Gestern hat eine große Mehrheit im US-Senat für den Zwangsverkauf von TikTok gestimmt und kurz darauf hat Biden das Gesetz unterschrieben. Damit hat der chinesische TikTok-Besitzer ByteDance 270 Tage Zeit, die App an (westliche) Investoren zu verkaufen, anderenfalls würde die beliebte App aus den App-Stores verbannt und damit effektiv verboten werden. ByteDance hatte zuvor bereits angekündigt, vor Gericht ziehen zu wollen.

ByteDance wird in den USA parteiübergreifend als chinesisches Unternehmen gesehen, das sich dem Willen der Kommunistischen Partei Chinas beugen müsse. Deshalb wird gewarnt, chinesische Behörden könnten sich in großem Stil Zugriff auf Daten von Nutzern und Nutzerinnen aus den USA verschaffen – und die äußerst beliebte Anwendung auch für politische Einflussnahme nutzen. TikTok hat das immer wieder bestritten.

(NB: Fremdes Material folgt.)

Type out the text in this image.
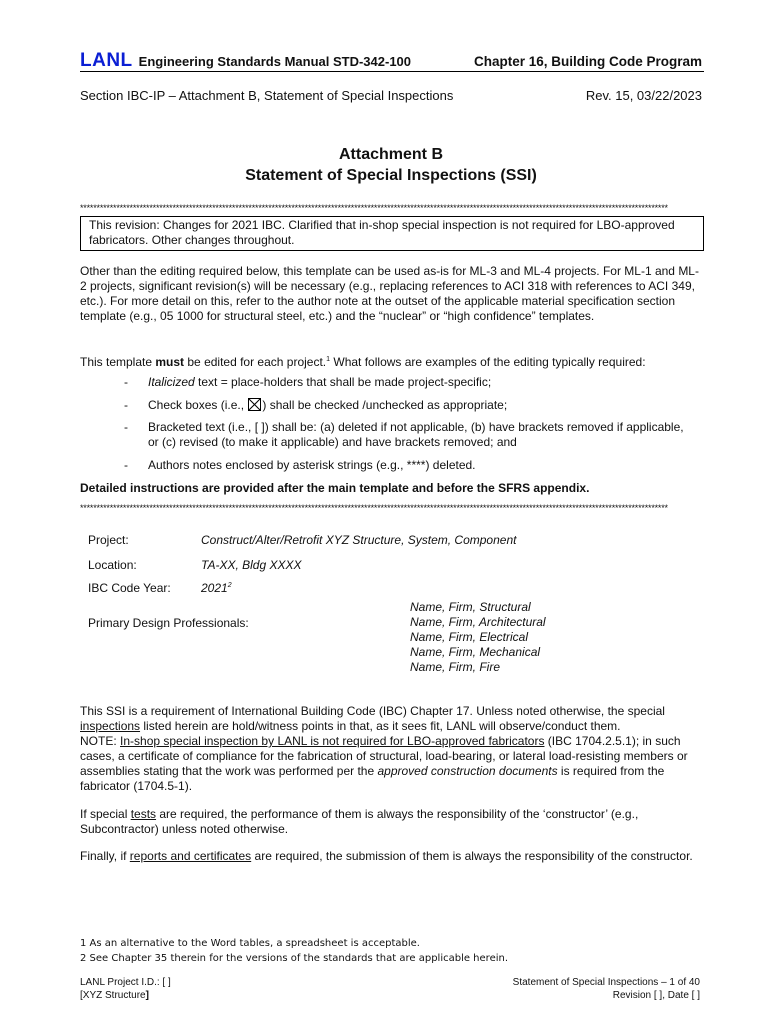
LANL Engineering Standards Manual STD-342-100	Chapter 16, Building Code Program
Section IBC-IP – Attachment B, Statement of Special Inspections	Rev. 15, 03/22/2023
Attachment B
Statement of Special Inspections (SSI)
**********************************************************************************************************************************************************************************
This revision: Changes for 2021 IBC. Clarified that in-shop special inspection is not required for LBO-approved fabricators. Other changes throughout.
Other than the editing required below, this template can be used as-is for ML-3 and ML-4 projects. For ML-1 and ML-2 projects, significant revision(s) will be necessary (e.g., replacing references to ACI 318 with references to ACI 349, etc.). For more detail on this, refer to the author note at the outset of the applicable material specification section template (e.g., 05 1000 for structural steel, etc.) and the “nuclear” or “high confidence” templates.
This template must be edited for each project.$^1$ What follows are examples of the editing typically required:
- Italicized text = place-holders that shall be made project-specific;
- Check boxes (i.e., ) shall be checked /unchecked as appropriate;
- Bracketed text (i.e., [ ]) shall be: (a) deleted if not applicable, (b) have brackets removed if applicable, or (c) revised (to make it applicable) and have brackets removed; and
- Authors notes enclosed by asterisk strings (e.g., ****) deleted.
Detailed instructions are provided after the main template and before the SFRS appendix.
**********************************************************************************************************************************************************************************
Project:	Construct/Alter/Retrofit XYZ Structure, System, Component
Location:	TA-XX, Bldg XXXX
IBC Code Year:	2021$^2$
Primary Design Professionals:
Name, Firm, Structural
Name, Firm, Architectural
Name, Firm, Electrical
Name, Firm, Mechanical
Name, Firm, Fire
This SSI is a requirement of International Building Code (IBC) Chapter 17. Unless noted otherwise, the special inspections listed herein are hold/witness points in that, as it sees fit, LANL will observe/conduct them.
NOTE: In-shop special inspection by LANL is not required for LBO-approved fabricators (IBC 1704.2.5.1); in such cases, a certificate of compliance for the fabrication of structural, load-bearing, or lateral load-resisting members or assemblies stating that the work was performed per the approved construction documents is required from the fabricator (1704.5-1).
If special tests are required, the performance of them is always the responsibility of the ‘constructor’ (e.g., Subcontractor) unless noted otherwise.
Finally, if reports and certificates are required, the submission of them is always the responsibility of the constructor.
1 As an alternative to the Word tables, a spreadsheet is acceptable.
2 See Chapter 35 therein for the versions of the standards that are applicable herein.
LANL Project I.D.: [ ]
[XYZ Structure]
Statement of Special Inspections – 1 of 40
Revision [ ], Date [ ]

TikTok hat nach eigenen Angaben 170 Millionen Nutzer und Nutzerinnen in den USA. Bereits 2020 wollte der damalige US-Präsident Donald Trump TikTok verbieten, aber dann doch nicht. US-Gerichte hatten in den Plänen für ein Verbot der App einen Verstoß gegen die verfassungsrechtlich geschützte Redefreiheit vermutet. Letztes Jahr hat ein Richter ein TikTok-Verbot in Montana vorläufig gestoppt, weil dieses wohl verfassungswidrig ist.

TikTok betont, man sehe sich nicht als Tochter eines chinesischen Unternehmens. ByteDance sei zu 60 Prozent im Besitz westlicher Investoren. Der Firmensitz liege auf den Caymaninseln in der Karibik. Allerdings kontert die US-Politik, dass die chinesischen Gründer bei einem Anteil von 20 Prozent die Kontrolle dank höherer Stimmrechte hielten und das Hauptquartier von ByteDance in Peking stehe, wo man sich dem Einfluss der Behörden nicht entziehen könne.

Die Unterschrift Bidens setzt TikTok und ByteDance eine Frist zum 19. Januar 2025 – einen Tag vor dem Ende der Amtszeit des derzeitigen US-Präsidenten. Allerdings kann er das Fristende um drei Monate verschieben, sollte ByteDance erkennbare Fortschritte machen, schreibt Reuters. "Wir wollen kein Verbot sehen", erklärte eine Sprecherin des Weißen Hauses vor wenigen Tagen. "Hier geht es um die Eigentümerschaft der Volksrepublik China."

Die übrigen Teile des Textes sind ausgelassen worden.